The deal was struck at the G20 summit in Buenos Aires.
Donald Trump and Chinese president Xi Jinping agreed a truce in the burgeoning US-China trade war at the G20 in Argentina Sunday, deciding against fresh tariffs on imports which have led to economic impact and protests by business leaders in both nations.
The White House later announced that China had agreed to hold off on placing tariffs on US-made cars, among other commitments.
“My meeting in Argentina with President Xi of China was an extraordinary one,” Trump would tweet Monday. “Relations with China have taken a BIG leap forward! Very good things will happen.”
The US and China have been engaged in a de facto trade war since July when Trump began to place billions of dollars tariffs on key Chinese imports as a result of his “America First” policy, ostensibly designed to protect US manufacturing firms and workers from job losses.
Under the deal, the US has reportedly agreed not to raise further tariffs against China on Jan. 1, as originally planned, while China agreed to purchase more agricultural products from US farmers immediately.
The two countries also agreed to negotiate over the next 90 days to resolve concerns raised by the US on issues such as intellectual property protection, non-tariff trade barriers, and cyber theft.
US Treasury Secretary Steven Mnuchin said Monday there was a clear shift in tone from past discussions with Chinese officials.
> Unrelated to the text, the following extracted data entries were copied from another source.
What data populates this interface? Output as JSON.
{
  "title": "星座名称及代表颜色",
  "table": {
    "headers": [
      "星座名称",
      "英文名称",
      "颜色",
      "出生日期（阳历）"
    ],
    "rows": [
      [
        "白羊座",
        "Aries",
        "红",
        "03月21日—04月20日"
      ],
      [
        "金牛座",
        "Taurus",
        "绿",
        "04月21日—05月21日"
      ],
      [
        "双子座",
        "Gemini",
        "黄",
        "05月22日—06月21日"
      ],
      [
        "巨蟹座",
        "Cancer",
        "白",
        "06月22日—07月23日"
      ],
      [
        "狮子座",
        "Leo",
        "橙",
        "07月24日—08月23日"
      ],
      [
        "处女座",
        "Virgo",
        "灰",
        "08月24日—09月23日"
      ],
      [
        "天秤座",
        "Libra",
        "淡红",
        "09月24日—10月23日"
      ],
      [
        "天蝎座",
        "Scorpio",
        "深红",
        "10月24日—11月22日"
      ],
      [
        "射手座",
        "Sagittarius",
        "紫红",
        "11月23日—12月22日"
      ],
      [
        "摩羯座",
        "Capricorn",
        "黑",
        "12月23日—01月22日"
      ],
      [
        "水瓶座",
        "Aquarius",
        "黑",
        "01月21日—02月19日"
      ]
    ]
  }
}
“This is the first time that we have a commitment from them that this will be a real agreement,” Mnuchin told CNBC, adding the administration would know “very quickly” whether a more formal deal can be achieved.
“We absolutely need something concrete over these 90 days,” he said. “This is not going to be something where there’s just soft commitments that get kicked down the road.”
The so-called truce boosted global markets Monday with world stocks up nearly 1 percent. The Dow Jones Industrial Average rose 0.94 percent at the open and the S&P 500 by 1.10 percent.